The following three observations are also valid as generalizations describing the trade-off s between fast and slow breakout systems:
1. A fast system will provide an earlier signal of a major trend transition
- A fast system will generate far more false signals.
- The loss per trade in the slower system will be greater than the loss for the corresponding trade in the faster system. In some cases, a fast system might even realize a small profit on a minor trend that results in a loss in a slower system. For example, the N = 40 system’s August buy signal that was liquidated in November resulted in a net loss of approximately $2.54 (excluding commissions). The corresponding buy signal for the N = 7 version—triggered in July and exited in September—resulted in a net gain of around $2.46.
As indicated by the preceding illustration, fast and slow systems will each work better under different circumstances. In the case of the chosen illustration, on balance, the slow system was much more successful. Of course, one could just as easily have chosen an example in which the reverse observation was true. However, empirical evidence suggests that, in most markets, slower systems tend to work better. In any case, the choice between a fast and a slow system must be based on upto-date empirical testing.

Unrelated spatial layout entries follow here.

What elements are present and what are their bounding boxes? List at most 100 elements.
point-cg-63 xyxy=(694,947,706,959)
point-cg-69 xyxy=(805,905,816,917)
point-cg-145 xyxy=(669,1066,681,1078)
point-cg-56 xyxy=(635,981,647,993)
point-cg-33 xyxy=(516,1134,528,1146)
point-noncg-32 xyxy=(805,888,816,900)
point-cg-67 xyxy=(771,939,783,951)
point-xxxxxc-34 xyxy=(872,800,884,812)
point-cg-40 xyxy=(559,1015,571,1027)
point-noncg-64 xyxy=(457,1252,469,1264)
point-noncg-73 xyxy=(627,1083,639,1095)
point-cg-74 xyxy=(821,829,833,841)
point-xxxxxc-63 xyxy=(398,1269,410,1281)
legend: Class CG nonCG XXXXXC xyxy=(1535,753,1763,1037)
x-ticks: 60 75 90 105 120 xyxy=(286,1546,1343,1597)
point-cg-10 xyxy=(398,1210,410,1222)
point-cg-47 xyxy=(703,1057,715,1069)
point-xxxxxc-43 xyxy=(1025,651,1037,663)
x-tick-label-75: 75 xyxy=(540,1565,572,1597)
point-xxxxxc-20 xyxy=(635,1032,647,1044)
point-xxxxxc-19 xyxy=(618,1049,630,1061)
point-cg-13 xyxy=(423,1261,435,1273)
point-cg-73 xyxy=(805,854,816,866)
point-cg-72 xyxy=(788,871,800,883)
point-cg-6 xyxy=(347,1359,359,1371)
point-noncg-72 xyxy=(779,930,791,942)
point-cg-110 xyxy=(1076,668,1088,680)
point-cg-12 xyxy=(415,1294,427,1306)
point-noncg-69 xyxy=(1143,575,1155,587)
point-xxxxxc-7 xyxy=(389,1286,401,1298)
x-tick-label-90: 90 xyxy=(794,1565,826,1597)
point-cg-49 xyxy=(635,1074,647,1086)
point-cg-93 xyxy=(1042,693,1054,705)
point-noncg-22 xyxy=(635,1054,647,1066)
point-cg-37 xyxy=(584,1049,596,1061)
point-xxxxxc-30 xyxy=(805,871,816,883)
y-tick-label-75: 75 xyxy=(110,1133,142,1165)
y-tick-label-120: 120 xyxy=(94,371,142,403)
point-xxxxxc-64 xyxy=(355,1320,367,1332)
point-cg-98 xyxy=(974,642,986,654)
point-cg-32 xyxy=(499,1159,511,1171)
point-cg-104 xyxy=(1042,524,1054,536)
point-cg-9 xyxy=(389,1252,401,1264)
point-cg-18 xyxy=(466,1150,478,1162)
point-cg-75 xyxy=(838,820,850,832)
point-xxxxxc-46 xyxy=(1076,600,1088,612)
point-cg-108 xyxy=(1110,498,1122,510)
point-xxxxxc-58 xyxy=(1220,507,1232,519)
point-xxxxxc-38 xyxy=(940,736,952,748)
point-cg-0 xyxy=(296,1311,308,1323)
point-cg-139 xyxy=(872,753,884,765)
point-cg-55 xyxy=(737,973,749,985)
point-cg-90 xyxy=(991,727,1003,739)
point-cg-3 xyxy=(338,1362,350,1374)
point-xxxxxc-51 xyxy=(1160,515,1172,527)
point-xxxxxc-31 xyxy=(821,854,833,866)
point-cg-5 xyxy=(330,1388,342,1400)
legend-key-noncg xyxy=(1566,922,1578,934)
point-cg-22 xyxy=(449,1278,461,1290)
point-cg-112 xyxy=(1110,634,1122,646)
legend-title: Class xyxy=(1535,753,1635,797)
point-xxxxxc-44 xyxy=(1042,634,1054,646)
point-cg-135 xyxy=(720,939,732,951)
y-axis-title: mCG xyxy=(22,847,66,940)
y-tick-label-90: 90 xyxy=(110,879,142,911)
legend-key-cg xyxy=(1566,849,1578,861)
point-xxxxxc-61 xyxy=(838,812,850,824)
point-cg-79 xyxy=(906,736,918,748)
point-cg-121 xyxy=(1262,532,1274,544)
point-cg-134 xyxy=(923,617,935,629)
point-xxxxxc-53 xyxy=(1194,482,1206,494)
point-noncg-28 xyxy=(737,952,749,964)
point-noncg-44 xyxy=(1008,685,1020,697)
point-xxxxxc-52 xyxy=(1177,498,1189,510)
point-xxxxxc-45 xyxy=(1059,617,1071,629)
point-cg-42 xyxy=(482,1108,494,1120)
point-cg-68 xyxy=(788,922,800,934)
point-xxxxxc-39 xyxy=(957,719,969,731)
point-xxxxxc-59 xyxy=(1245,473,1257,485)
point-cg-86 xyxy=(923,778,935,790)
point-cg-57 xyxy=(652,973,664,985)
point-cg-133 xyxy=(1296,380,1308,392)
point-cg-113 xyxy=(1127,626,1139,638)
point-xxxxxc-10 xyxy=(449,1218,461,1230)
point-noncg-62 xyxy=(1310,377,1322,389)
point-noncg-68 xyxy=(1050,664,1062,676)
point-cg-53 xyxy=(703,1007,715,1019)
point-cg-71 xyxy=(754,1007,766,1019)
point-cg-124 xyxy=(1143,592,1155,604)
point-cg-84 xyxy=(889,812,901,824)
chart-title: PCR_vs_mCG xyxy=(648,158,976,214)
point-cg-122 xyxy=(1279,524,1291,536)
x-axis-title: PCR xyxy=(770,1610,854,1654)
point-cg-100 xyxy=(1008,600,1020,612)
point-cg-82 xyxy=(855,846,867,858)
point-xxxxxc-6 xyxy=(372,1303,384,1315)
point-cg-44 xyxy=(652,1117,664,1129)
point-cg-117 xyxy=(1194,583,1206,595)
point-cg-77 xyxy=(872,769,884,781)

The previous example of a breakout system was based on the current day’s close and prior period’s high and low. It should be noted that these choices were arbitrary. Other alternative combinations might include current day’s high or low versus prior period’s high or low; current day’s close versus prior period’s high close or low close; and current day’s high or low versus prior period’s high close or low close. Although the choice of the condition that defines a breakout will affect the results, the differences between the variations just given (for the same value of N) will be largely random and not overwhelming. Thus, while each of these definitions might be tested, it probably makes more sense to focus research efforts on more meaningful modifications of the basic system. The pitfalls of breakout-type systems are basically the same as those of moving average systems and are detailed in the following section.